Some idea to go further :
We have the inequality :
$$f(x)=-4\cdot\left(1-x\right)\cdot x\cdot\left(\left(1-x\right)^{\frac{\left(-4\left(1-x\right)x-1\right)}{-2\left(1-x\right)}}\cdot x^{\frac{\left(-4\left(1-x\right)x-1\right)}{-2x}}\right)^{\frac{1}{2}}\left(x^{-\frac{1}{2x}}-\left(1-x\right)^{-\frac{1}{2\left(1-x\right)}}\right)\geq x^{2\left(1-x\right)}-\left(1-x\right)^{2x}\tag{E}$$
On $[0.5,0.6875]$
Now a good idea and a factorization is the expression :
$$\left(f\left(x\right)\right)^{2}+4\left(1-x\right)^{2x}x^{2\left(1-x\right)}$$
let $[0.5,0.55]$:
Then we have :
$$48\left(x-0.5\right)^{2}\geq \left(\left(1-x\right)^{\frac{1}{4\left(1-x\right)}}x^{-\frac{1}{4x}}-\left(1-x\right)^{-\frac{1}{4\left(1-x\right)}}x^{\frac{1}{4x}}\right)^{2}$$
Sketch of proof :
Denotes by :
$$n(x)=\left(1-x\right)^{\frac{1}{4\left(1-x\right)}}x^{-\frac{1}{4x}}$$ $$h\left(x\right)=\left(\left(1-x\right)^{\frac{1}{4\left(1-x\right)}}x^{-\frac{1}{4x}}-\left(1-x\right)^{-\frac{1}{4\left(1-x\right)}}x^{\frac{1}{4x}}\right)$$ And :
$$k(x)=-\left(1-x\right)^{-\frac{1}{4\left(1-x\right)}}x^{\frac{1}{4x}}$$
For $x\in[0.5,0.55]$ we have :
$$\frac{d}{dx}\left(\frac{d}{dx}h\left(x\right)\right)\leq \frac{\frac{d}{dx}\left(\frac{d}{dx}\left(\left(1-x\right)^{\frac{1}{4\left(1-x\right)}}x^{-\frac{1}{4x}}\right)\right)}{\left(1-x\right)^{\frac{1}{4\left(1-x\right)}}x^{-\frac{1}{4x}}}-\frac{\frac{d}{dx}\left(\frac{d}{dx}\left(-\left(1-x\right)^{-\frac{1}{4\left(1-x\right)}}x^{\frac{1}{4x}}\right)\right)}{-\left(1-x\right)^{-\frac{1}{4\left(1-x\right)}}x^{\frac{1}{4x}}}\leq 0$$
So the function $h(x)$ is concave and decreasing .

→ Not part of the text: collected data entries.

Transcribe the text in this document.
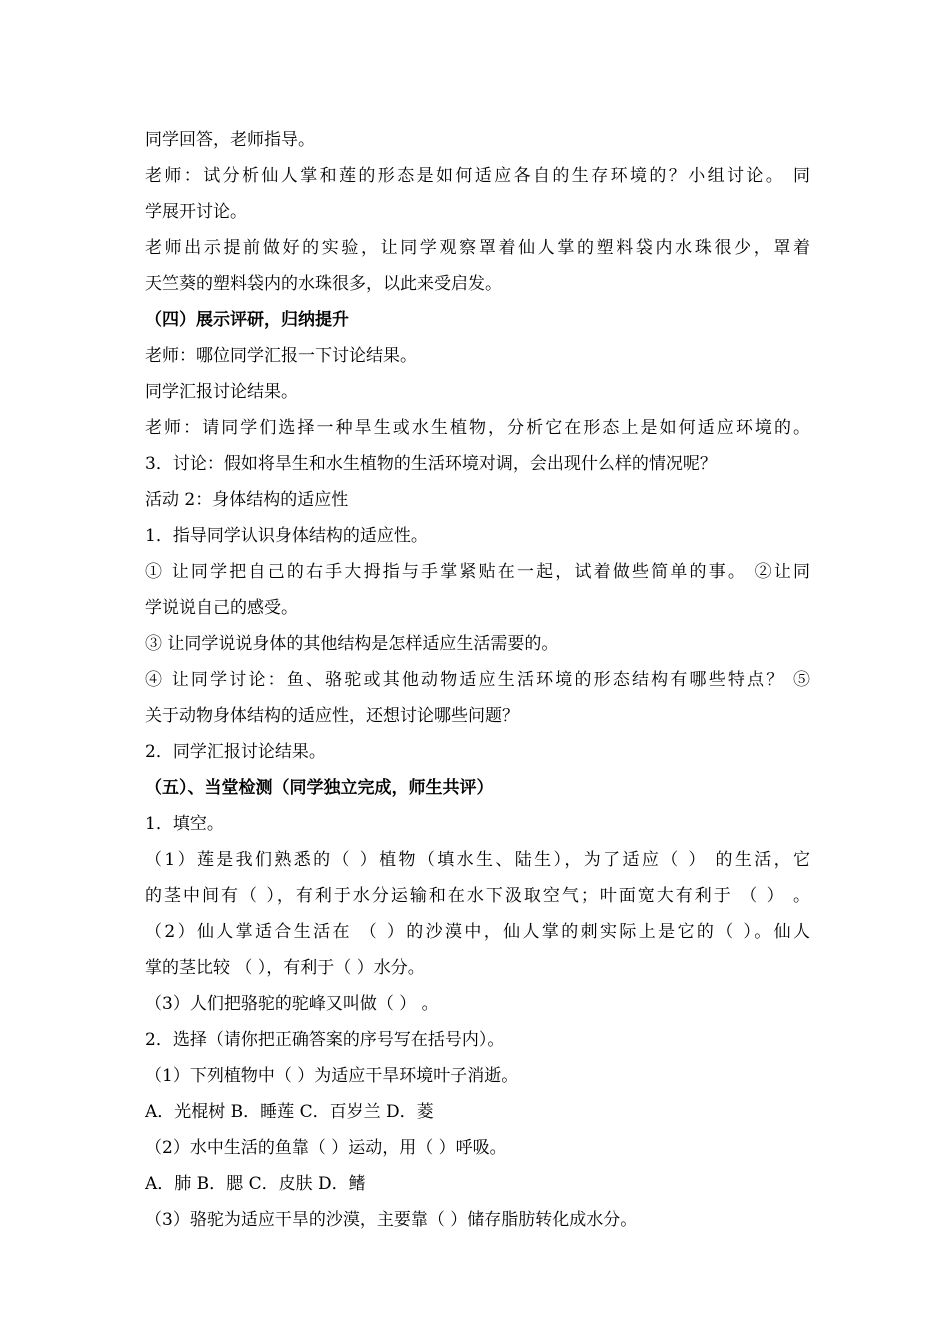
同学回答，老师指导。
老师：试分析仙人掌和莲的形态是如何适应各自的生存环境的？小组讨论。 同
学展开讨论。
老师出示提前做好的实验，让同学观察罩着仙人掌的塑料袋内水珠很少，罩着
天竺葵的塑料袋内的水珠很多，以此来受启发。
（四）展示评研，归纳提升
老师：哪位同学汇报一下讨论结果。
同学汇报讨论结果。
老师：请同学们选择一种旱生或水生植物，分析它在形态上是如何适应环境的。
3．讨论：假如将旱生和水生植物的生活环境对调，会出现什么样的情况呢？
活动 2：身体结构的适应性
1．指导同学认识身体结构的适应性。
① 让同学把自己的右手大拇指与手掌紧贴在一起，试着做些简单的事。 ②让同
学说说自己的感受。
③ 让同学说说身体的其他结构是怎样适应生活需要的。
④ 让同学讨论：鱼、骆驼或其他动物适应生活环境的形态结构有哪些特点？ ⑤
关于动物身体结构的适应性，还想讨论哪些问题？
2．同学汇报讨论结果。
（五）、当堂检测（同学独立完成，师生共评）
1．填空。
（1）莲是我们熟悉的（ ）植物（填水生、陆生），为了适应（ ） 的生活，它
的茎中间有（ ），有利于水分运输和在水下汲取空气；叶面宽大有利于 （ ） 。
（2）仙人掌适合生活在 （ ）的沙漠中，仙人掌的刺实际上是它的（ ）。仙人
掌的茎比较 （ ），有利于（ ）水分。
（3）人们把骆驼的驼峰又叫做（ ） 。
2．选择（请你把正确答案的序号写在括号内）。
（1）下列植物中（ ）为适应干旱环境叶子消逝。
A．光棍树 B．睡莲 C．百岁兰 D．菱
（2）水中生活的鱼靠（ ）运动，用（ ）呼吸。
A．肺 B．腮 C．皮肤 D．鳍
（3）骆驼为适应干旱的沙漠，主要靠（ ）储存脂肪转化成水分。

Remains to use a chord wich lies below the graph of the concave function $h(x)$
$(E)$ is an application of :
Let $-1\leq a<0$ and $0<x\leq y$ then we have :
$$r(x)=a\cdot x^{\frac{\left(a-1\right)}{2}}y^{\frac{\left(a-1\right)}{2}}\left(x-y\right)-x^{a}+y^{a}\geq 0\tag{G}$$
It's not hard to show that $r(x)$ is convex on $(0,y)$ then the tangent of $r(x)$ at $x=y$ lies below the graph of $r(x)$ . The rest is smooth .